Hi Strahil,
color me surprised, too, especially considering where things are supposed to go in terms
of roadmap.
Yet again, both oVIrt and Docker could be excused to think that they "own the
hardware" they are running on, because it's a rather natural assumption, even if
there are good reasons to run VMs and containers side-by-side as well as nested.
Yes, I believe, I have also done the reverse, put Docker on a system that was already
running as oVirt compute host and it wasn't with better results, either. The biggest
challenge is to repairing the node, without having to re-install the whole thing and I
have gone through quite a few wobbles there, with colleagues who weren't too
appreciative of having their ML jobs fail (those tend to be rather lenghty...)

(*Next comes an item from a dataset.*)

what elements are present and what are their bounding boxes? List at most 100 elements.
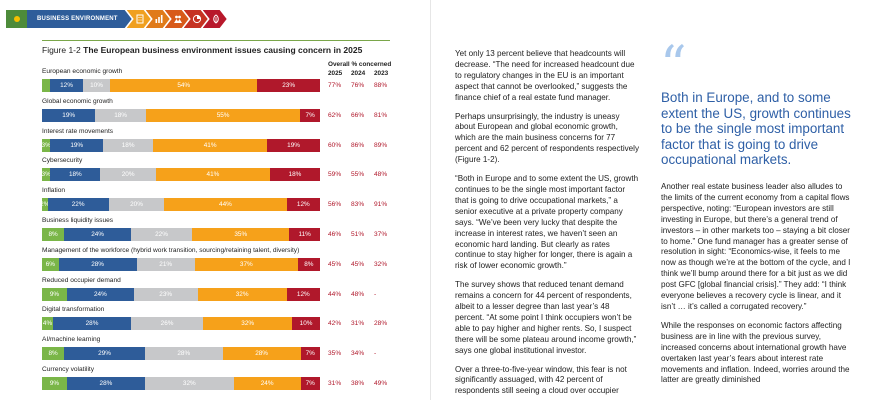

I've managed to get CUDA work on KVM VMs twiddling the XML config files in these ways
documented on the Web. But with oVirt those KVM XML config files get generated on the fly
in Python and I'd have to fiddle with the code which does that.

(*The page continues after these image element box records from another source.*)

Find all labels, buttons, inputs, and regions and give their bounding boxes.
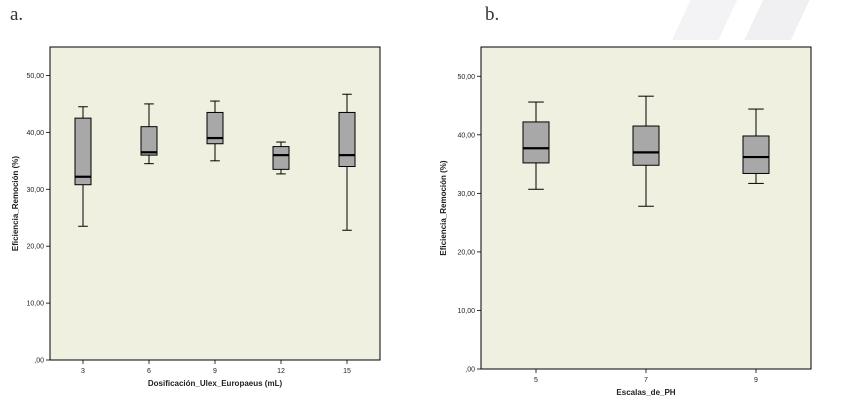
box-iqr — [140, 126, 158, 156]
box-iqr — [742, 135, 770, 174]
y-tick-label: 50,00 — [457, 74, 475, 81]
y-tick-label: 30,00 — [457, 191, 475, 198]
x-axis-title: Escalas_de_PH — [616, 388, 675, 397]
box-iqr — [338, 111, 356, 168]
y-tick-label: ,00 — [465, 367, 475, 374]
x-tick-label: 9 — [754, 377, 758, 384]
x-tick-label: 7 — [644, 377, 648, 384]
y-axis-title: Eficiencia_Remoción (%) — [11, 156, 20, 251]
plot-area — [49, 46, 381, 361]
y-tick-label: 10,00 — [457, 308, 475, 315]
y-axis-title: Eficiencia_Remoción (%) — [439, 160, 448, 255]
box-iqr — [272, 146, 290, 170]
box-iqr — [74, 117, 92, 186]
x-tick-label: 5 — [534, 377, 538, 384]
boxplot-chart-b: ,00 10,00 20,00 30,00 40,00 50,00 5 7 9 Escalas_d… — [439, 46, 812, 397]
y-tick-label: 20,00 — [26, 244, 44, 251]
boxplot-chart-a: ,00 10,00 20,00 30,00 40,00 50,00 3 6 9 12 15 Dosif… — [11, 46, 381, 388]
plot-area — [480, 46, 812, 370]
panel-b-label: b. — [485, 4, 500, 25]
y-tick-label: 30,00 — [26, 187, 44, 194]
y-tick-label: ,00 — [34, 358, 44, 365]
y-tick-label: 50,00 — [26, 73, 44, 80]
box-iqr — [522, 121, 550, 164]
x-tick-label: 6 — [147, 368, 151, 375]
x-axis-title: Dosificación_Ulex_Europaeus (mL) — [148, 379, 283, 388]
panel-a-label: a. — [10, 4, 24, 25]
y-tick-label: 10,00 — [26, 301, 44, 308]
y-tick-label: 20,00 — [457, 249, 475, 256]
y-tick-label: 40,00 — [457, 132, 475, 139]
x-tick-label: 15 — [343, 368, 351, 375]
y-tick-label: 40,00 — [26, 130, 44, 137]
box-iqr — [206, 111, 224, 145]
x-tick-label: 9 — [213, 368, 217, 375]
box-iqr — [632, 125, 660, 166]
x-tick-label: 12 — [277, 368, 285, 375]
background-decoration — [613, 0, 853, 40]
x-tick-label: 3 — [81, 368, 85, 375]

Actually I *did* try doing that at one point in time about a year or two ago, but I never
found the right place, where that code actually was taken from. You see, there are copies
of that code on every node, but also on the management engine. And you know how Ansible
squirts code from machine to machine to do its magic, so that's were I stopped at one
point, because running ML workloads containerized was more natural anyway and I was happy
to have CPU-only VMs at their side.
Besides GPU access also disables live-migration and the abillity to move these
long-running functional VMs around to manage resources for ML jobs is exactly what
attracts me to oVirt.
Currently I am mostly probing around here, to see if what I try would be considered
totally esoteric or irresponsible or if it's worth reporting as a bug.